In other words, the digitalization efforts of three out of four companies have failed, according to the latest survey released today by Simon-Kucher & Partners, the world’s leading pricing strategy consultancy.
"Companies whose digitalization initiatives didn't make an impact on their top lines often failed to recognize the value of technology or didn't properly integrate a dedicated digital lead into their existing organizational structure," said Mark Billige, the UK Managing Partner at Simon-Kucher & Partners. "They also tended to invest in the wrong digital initiatives."
"Many companies are investing heavily in digital transformation programmes, but their efforts ultimately didn’t bring in more revenue. Often this was because they failed to recognise the full extent of benefits that the technology brought to their customers and so priced their offering too cheaply. Many didn’t create a dedicated digital lead to champion the initiative and help navigate it through the complex organizational structures and resulting internal politics,” said Mark Billige, the UK Managing Partner at Simon-Kucher & Partners. "They also tended to invest in the wrong digital initiatives."
The Global Pricing and Sales Study (GPSS) is undertaken biannually, and this year involved surveys of 1,925 companies across major industries in over 40 countries. It captured a comprehensive picture of their pricing and digitalization strategies, as well as their overall business environments.
Dr. Peter Colman, Partner at Simon-Kucher & Partners added: "Based on our findings, we believe CEOs and C-suite decision-makers should focus on opportunities to monetize their digital products and optimize prices using big data.

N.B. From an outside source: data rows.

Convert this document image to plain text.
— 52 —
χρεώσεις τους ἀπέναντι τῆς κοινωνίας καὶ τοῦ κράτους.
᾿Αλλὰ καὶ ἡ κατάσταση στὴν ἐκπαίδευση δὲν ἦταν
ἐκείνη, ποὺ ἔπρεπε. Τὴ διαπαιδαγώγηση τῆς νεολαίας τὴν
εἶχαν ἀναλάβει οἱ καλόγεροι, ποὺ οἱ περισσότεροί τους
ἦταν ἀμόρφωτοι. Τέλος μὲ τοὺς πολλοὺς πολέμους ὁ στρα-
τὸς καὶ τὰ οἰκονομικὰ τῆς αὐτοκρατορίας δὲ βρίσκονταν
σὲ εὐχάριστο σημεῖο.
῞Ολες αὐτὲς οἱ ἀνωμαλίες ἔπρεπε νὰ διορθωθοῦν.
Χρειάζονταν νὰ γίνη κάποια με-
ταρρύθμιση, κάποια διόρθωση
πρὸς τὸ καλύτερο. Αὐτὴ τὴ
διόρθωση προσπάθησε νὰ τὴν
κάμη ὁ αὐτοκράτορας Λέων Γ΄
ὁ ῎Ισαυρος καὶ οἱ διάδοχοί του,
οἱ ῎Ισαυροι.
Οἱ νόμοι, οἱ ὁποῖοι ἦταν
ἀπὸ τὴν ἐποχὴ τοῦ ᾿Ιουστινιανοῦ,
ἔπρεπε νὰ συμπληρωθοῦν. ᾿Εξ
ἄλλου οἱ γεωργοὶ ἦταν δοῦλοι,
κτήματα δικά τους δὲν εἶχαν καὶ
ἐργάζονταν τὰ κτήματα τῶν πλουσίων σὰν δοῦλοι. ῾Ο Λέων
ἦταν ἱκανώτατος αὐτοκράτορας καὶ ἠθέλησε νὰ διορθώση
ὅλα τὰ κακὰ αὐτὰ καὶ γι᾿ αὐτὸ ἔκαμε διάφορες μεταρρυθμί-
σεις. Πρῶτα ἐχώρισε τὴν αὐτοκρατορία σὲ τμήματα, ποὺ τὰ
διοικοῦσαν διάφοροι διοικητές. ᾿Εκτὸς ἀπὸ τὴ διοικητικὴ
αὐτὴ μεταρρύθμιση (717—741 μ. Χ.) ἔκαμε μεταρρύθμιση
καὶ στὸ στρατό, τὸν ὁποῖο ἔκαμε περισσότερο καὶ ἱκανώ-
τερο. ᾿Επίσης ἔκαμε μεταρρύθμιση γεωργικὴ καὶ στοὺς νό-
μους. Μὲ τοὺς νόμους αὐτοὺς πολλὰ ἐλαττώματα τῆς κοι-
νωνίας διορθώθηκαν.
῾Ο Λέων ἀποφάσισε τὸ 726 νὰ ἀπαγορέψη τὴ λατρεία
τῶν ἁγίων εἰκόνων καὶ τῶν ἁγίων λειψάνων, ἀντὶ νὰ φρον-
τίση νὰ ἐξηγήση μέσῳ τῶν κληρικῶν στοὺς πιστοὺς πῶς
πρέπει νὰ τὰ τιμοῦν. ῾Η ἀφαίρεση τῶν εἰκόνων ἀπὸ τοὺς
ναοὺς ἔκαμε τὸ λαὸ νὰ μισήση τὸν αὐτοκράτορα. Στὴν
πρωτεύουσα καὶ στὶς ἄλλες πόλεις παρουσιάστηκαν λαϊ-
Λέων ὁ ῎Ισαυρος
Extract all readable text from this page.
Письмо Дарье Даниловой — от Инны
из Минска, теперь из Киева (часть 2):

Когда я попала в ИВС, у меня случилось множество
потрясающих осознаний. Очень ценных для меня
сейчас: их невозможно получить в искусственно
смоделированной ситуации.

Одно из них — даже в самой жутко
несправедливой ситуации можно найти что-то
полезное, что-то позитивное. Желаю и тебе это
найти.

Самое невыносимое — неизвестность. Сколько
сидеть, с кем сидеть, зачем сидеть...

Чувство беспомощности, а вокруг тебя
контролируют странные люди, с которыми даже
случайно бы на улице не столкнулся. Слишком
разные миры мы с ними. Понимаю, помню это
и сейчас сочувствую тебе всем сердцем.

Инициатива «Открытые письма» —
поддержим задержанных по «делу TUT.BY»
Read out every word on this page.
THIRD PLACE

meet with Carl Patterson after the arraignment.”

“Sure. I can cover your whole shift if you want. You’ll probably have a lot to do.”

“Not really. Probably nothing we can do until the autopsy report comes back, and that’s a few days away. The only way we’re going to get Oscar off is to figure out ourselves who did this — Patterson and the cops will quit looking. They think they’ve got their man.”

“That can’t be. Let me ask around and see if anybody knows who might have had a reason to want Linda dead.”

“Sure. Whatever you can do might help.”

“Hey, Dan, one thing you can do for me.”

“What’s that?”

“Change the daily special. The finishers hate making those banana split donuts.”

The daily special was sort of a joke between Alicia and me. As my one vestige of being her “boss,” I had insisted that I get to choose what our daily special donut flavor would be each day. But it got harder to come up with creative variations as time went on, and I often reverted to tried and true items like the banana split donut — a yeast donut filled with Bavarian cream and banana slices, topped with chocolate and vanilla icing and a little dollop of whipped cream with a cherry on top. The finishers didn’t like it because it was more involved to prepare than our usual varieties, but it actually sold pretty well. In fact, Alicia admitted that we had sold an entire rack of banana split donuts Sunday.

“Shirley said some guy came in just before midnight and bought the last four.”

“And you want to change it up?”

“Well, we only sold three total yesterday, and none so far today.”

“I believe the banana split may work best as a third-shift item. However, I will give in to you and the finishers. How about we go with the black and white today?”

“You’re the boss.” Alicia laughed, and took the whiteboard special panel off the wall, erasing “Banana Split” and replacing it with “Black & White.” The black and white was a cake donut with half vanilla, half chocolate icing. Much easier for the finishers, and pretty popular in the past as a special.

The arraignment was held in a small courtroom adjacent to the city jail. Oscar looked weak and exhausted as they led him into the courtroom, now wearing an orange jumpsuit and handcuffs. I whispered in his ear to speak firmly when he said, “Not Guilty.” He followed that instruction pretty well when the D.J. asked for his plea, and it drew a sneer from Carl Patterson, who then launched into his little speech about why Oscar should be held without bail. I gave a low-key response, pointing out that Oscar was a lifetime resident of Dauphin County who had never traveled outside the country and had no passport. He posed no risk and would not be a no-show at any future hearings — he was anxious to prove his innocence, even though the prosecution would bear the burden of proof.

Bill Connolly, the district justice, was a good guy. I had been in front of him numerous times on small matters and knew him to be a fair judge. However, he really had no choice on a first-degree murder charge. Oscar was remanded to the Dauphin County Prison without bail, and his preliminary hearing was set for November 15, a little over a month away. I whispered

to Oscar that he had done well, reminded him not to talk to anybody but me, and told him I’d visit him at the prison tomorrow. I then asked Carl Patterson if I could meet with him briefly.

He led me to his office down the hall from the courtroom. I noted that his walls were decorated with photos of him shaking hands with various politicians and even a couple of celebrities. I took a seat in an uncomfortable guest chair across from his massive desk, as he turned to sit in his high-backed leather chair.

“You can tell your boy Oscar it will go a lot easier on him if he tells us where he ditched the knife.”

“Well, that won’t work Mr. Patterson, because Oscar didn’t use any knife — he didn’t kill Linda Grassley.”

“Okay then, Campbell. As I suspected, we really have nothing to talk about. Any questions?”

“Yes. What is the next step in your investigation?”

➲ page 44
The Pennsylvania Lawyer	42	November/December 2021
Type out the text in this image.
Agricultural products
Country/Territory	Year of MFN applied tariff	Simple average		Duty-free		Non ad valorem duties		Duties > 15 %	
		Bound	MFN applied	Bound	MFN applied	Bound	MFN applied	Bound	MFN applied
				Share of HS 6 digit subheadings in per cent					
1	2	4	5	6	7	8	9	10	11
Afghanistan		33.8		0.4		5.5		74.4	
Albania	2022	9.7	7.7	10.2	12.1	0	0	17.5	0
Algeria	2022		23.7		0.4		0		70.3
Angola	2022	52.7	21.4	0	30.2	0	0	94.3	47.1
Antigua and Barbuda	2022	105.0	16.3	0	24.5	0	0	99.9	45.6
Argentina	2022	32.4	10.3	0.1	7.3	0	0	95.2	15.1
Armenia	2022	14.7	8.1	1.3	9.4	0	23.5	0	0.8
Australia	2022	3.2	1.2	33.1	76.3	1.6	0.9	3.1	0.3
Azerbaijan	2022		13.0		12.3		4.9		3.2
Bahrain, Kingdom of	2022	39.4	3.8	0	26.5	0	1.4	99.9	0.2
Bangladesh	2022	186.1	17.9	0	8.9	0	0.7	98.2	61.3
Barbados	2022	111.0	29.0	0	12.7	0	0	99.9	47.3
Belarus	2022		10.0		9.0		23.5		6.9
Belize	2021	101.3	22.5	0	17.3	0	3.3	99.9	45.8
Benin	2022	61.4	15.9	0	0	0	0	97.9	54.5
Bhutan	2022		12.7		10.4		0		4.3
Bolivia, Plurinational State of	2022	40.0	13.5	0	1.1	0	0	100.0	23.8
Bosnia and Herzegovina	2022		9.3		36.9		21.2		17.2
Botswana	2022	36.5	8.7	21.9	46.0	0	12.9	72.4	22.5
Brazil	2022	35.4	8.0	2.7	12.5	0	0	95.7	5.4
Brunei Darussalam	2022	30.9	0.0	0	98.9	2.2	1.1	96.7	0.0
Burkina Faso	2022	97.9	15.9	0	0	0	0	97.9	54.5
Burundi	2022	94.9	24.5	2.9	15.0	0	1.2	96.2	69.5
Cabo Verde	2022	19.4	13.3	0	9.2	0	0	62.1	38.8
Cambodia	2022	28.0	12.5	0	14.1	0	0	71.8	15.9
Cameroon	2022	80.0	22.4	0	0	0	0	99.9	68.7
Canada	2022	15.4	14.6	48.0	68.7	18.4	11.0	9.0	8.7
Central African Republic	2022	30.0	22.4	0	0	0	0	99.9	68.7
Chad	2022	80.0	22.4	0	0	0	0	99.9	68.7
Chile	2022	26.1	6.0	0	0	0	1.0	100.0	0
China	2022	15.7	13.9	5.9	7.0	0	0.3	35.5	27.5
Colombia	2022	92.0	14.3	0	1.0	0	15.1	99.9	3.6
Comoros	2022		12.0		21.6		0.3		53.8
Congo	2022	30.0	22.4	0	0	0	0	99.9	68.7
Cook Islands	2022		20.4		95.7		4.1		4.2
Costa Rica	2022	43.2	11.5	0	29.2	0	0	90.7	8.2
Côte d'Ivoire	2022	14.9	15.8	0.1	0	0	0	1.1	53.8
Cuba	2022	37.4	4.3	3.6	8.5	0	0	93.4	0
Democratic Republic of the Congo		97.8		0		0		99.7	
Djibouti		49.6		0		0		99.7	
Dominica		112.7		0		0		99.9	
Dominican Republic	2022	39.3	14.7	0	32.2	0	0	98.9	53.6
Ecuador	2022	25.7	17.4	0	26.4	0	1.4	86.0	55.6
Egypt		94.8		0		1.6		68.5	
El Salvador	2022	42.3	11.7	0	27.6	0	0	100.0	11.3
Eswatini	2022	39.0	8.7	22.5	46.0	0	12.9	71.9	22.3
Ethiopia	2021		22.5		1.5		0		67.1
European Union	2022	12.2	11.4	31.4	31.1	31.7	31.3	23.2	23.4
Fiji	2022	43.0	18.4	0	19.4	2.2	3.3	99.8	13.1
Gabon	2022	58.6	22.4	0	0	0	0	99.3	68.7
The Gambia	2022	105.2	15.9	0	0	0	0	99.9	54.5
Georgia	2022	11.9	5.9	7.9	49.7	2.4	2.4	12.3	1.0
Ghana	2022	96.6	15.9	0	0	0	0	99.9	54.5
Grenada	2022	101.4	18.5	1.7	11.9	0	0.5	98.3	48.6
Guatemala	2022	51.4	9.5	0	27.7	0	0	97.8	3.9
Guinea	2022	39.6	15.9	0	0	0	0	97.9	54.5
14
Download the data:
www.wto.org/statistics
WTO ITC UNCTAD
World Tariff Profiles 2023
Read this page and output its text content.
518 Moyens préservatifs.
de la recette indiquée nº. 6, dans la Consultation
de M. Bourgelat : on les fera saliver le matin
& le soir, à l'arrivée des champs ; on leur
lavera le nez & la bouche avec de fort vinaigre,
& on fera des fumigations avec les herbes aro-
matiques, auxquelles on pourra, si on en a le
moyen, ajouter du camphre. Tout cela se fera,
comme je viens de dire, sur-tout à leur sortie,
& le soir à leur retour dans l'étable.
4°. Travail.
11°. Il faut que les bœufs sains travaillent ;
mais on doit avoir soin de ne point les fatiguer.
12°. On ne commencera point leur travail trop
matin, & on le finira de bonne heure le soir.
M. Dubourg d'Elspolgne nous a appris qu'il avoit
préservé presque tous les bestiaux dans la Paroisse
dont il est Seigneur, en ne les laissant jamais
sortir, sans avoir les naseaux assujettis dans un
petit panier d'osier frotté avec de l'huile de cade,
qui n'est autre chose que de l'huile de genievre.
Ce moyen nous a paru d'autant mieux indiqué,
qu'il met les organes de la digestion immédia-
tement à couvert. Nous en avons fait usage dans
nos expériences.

These were the two digitalization objectives that we found produced topline growth most frequently—but were also among the least popular. Currently there is too much emphasis on efficiency and cost cutting rather than on growing revenues.”
The study is available for complimentary download here.
The GPSS also found that:
- Companies who succeeded at digitalization were twice as likely to start costly price wars - Digitalized companies that reported increases in topline growth from digitalization were twice as likely as others to initiate price wars.
Billige noted that "in most price wars, there is only one winner: the customer. So it is important to have a well-thought-out digital strategy to not let digitalization become a curse."
- Pricing pressure will continue to increase – The top three drivers of increased pricing pressure identified by the GPSS—low-price competition, increased customer negotiating power, and increasing price transparency—can all be linked to digitalization. This means that digitalization can be a growth risk and may lead to price pressure.
- Even industries with above-average digitalization investment such as those in retail are missing the mark – "Digitalization investments have been led by several pure online players," said James Brown, Partner at Simon-Kucher & Partners. "This has forced traditional brick and mortar players to rethink their strategy as they struggle to maintain consumer loyalty in a world where shoppers are exposed to more choices and greater price transparency than ever before."
- Only 18 percent of companies were "digitalization heroes" who transformed their business models with digital technologies the right way – Companies who invested in digitalization and successfully drove topline impact were identified as "digitalization heroes." These companies employed 3.75 times more people in full-time pricing-related roles, had 28 percent higher pricing power, and outpaced the market by 37 percent in EBITDA margin.
However, only 18 percent of companies fit this category, showing that a wide majority of businesses could benefit from following the practices set by these exemplary companies. "These digitalization heroes can be considered best-in-class," said James Brown. "They act as role models for the entire market."